Written by Emily Leary
How can online consumers use you if they cannot see you? When it comes to the food and beverages industry, there’s intense competition globally and locally, with total revenue in Australia amounting to $2,246 million in 2018, and it’s expected to grow to $3,512 by 2023. So, you need to place yourself in the best position to be above the rest, and that starts with your online presence. According to the 2018 Telstra Small Business Intelligence Report, 76% of business owners consider ‘word of mouth’ to be the most significant driver of new sales, but for 71% of consumers, it comes behind online search and online reviews. Furthermore, it’s estimated 62% of customers will stop considering a small business if they can’t find information about it online. This just proves how important your business’ online visibility really is. Below is a simple guide and some resources to help strengthen your online presence as a business in the food industry.
Make SEO your friend
The whole point of Search Engine Optimisation (SEO) is to make sure your website is ranked highly on search engines like Google so that you get more traffic to your site, and ultimately – more customers. Without a website and a strong SEO strategy, your business is virtually invisible online. Here are the main things you need to incorporate into your SEO strategy.

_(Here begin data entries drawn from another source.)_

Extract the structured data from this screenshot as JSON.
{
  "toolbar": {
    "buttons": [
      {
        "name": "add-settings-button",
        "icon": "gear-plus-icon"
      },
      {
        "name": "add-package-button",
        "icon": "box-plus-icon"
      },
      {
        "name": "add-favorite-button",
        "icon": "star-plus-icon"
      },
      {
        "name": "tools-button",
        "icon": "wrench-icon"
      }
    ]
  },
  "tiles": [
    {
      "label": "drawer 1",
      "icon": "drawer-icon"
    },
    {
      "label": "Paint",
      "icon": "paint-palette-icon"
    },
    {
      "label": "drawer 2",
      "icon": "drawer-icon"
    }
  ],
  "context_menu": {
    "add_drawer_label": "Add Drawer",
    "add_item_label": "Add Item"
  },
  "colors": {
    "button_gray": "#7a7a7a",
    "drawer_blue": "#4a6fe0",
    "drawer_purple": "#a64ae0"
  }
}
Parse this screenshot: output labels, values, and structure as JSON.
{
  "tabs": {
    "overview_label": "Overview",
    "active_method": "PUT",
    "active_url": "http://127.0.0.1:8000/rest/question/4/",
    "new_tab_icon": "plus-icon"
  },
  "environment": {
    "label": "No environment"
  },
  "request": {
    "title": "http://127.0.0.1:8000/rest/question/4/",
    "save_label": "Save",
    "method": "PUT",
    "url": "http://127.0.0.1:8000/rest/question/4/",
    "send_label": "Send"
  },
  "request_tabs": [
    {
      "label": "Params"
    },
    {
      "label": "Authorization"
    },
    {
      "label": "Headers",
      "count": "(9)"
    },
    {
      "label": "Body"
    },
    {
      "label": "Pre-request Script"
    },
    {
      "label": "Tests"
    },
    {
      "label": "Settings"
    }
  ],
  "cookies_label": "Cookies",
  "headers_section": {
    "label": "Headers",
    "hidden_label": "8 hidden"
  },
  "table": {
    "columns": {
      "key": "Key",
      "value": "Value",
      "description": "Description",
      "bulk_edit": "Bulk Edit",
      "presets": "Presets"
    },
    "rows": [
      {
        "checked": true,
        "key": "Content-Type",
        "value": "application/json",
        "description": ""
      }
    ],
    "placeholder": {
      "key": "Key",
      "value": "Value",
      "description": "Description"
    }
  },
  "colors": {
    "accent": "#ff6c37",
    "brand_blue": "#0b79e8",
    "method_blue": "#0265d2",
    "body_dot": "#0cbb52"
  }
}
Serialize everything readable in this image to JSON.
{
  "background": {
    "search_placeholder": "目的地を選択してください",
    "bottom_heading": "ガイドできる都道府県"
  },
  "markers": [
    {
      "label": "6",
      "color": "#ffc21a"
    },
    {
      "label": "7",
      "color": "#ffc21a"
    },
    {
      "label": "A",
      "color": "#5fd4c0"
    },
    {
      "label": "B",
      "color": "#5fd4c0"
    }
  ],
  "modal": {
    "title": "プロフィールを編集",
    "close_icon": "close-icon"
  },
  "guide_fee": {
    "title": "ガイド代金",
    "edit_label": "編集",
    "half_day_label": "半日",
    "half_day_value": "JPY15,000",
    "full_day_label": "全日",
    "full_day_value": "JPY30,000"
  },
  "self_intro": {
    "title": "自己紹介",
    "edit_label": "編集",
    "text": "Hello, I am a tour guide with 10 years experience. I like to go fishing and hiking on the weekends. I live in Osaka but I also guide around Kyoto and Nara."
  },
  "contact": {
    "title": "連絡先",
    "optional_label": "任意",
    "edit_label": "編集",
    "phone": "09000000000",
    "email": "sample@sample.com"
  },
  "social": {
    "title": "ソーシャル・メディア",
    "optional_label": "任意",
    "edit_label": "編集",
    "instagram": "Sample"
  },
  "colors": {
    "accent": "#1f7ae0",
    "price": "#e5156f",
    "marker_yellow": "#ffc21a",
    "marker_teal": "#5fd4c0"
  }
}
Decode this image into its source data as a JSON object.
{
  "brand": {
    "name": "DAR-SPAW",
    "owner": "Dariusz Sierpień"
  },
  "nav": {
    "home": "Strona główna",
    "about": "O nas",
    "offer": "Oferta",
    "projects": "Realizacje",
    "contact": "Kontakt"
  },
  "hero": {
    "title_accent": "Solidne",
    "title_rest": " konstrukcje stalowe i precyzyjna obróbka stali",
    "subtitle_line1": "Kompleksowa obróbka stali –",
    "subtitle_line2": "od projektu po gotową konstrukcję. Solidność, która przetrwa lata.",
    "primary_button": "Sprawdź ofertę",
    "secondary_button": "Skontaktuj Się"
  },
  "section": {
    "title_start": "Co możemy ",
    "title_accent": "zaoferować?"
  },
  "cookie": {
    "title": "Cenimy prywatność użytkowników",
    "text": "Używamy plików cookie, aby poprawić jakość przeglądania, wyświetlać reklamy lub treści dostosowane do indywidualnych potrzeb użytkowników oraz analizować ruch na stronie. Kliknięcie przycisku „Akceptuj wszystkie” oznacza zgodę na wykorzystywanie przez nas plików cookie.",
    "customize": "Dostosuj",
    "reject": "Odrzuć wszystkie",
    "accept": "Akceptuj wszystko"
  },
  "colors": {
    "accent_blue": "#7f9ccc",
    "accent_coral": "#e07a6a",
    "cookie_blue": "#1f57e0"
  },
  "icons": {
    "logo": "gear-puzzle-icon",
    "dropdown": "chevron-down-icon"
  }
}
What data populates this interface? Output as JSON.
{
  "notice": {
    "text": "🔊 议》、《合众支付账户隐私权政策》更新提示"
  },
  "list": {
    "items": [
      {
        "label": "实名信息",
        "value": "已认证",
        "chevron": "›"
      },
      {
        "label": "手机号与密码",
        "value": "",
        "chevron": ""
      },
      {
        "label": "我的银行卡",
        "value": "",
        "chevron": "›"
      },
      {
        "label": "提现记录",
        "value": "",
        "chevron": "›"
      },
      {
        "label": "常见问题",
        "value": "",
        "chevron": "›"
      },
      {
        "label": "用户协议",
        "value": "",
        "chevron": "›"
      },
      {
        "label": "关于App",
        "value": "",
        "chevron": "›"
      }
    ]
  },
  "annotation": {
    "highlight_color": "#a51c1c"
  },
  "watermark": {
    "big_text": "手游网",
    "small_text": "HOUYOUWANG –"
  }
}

As a food business, you need to understand what potential customers are searching online that relates to you. What is being searched, that you need to utilize, are called keywords and key phrases. You can identify these keywords by using an array of keyword research tools. After you’ve created a list of relevant keywords to your business, you need to identify and prioritize keywords that you’ll use and disperse throughout your site. You can use a trial and error system here, as some keywords will yield good results, while others won’t be useful; so you’ll need to test and try.
Optimize Your Web Pages
Using your priority keywords, populate your web pages with relevant phrases in your URLs, title tags, meta descriptions, and on-page copy. For additional keyword ranking opportunities, consider running a blog page with optimized content. Remember, you shouldn’t just jam keywords into your content. The content you host should be relevant and readable by humans. You want to strike a good balance between raising your profile in the search engines and engaging your human readers/customers. Struggling to know how to use keywords in your content? Find out how to here.
Create A Link-Building Plan
Once you’ve mastered your on-page SEO in the first two steps, it’s time to turn to your off-page SEO strategy. In order to increase your website’s authority in the search engines and ultimately boost your online visibility, you need to attract inbound links, which are links from other websites. You can learn how to create a link-building strategy here.
Track Your Progress
It’s ideal to track your progress consistently, preferably every six to twelve months. There are a wide variety of SEO tools you can use to assess your website’s growth. You might want to keep a spreadsheet of your activity and track your keywords trials and add new terms if you’re testing new keywords. If SEO is about as straightforward to you as a Masters in Computer Engineering, Officeworks has a great SEO Guide for small businesses to help you get started. Create shareable content to build brand awareness Video, influencer content, interactive assets… the web has never been more full to the brim of creative and versatile content. That’s why it’s important to build content that stands out and is above all, shareable.
When creating shareable content, your aim is to appeal to users, not the search engines. That being said, it’s ideal to optimize content for search engines where possible; so that you are hitting two birds with one stone; so to speak. You should also think about how you tailor your content for different platforms. If you have a great video and article to put to use, it might be a good idea to create its own landing page or upload them together in your blog. However, when creating a social media post, on Facebook, Twitter and Instagram, linking back to your new content hosted on your website; it would be ideal to take the best small snippet of copy from your article and a shorter version of the video, in order to optimize it for social media users.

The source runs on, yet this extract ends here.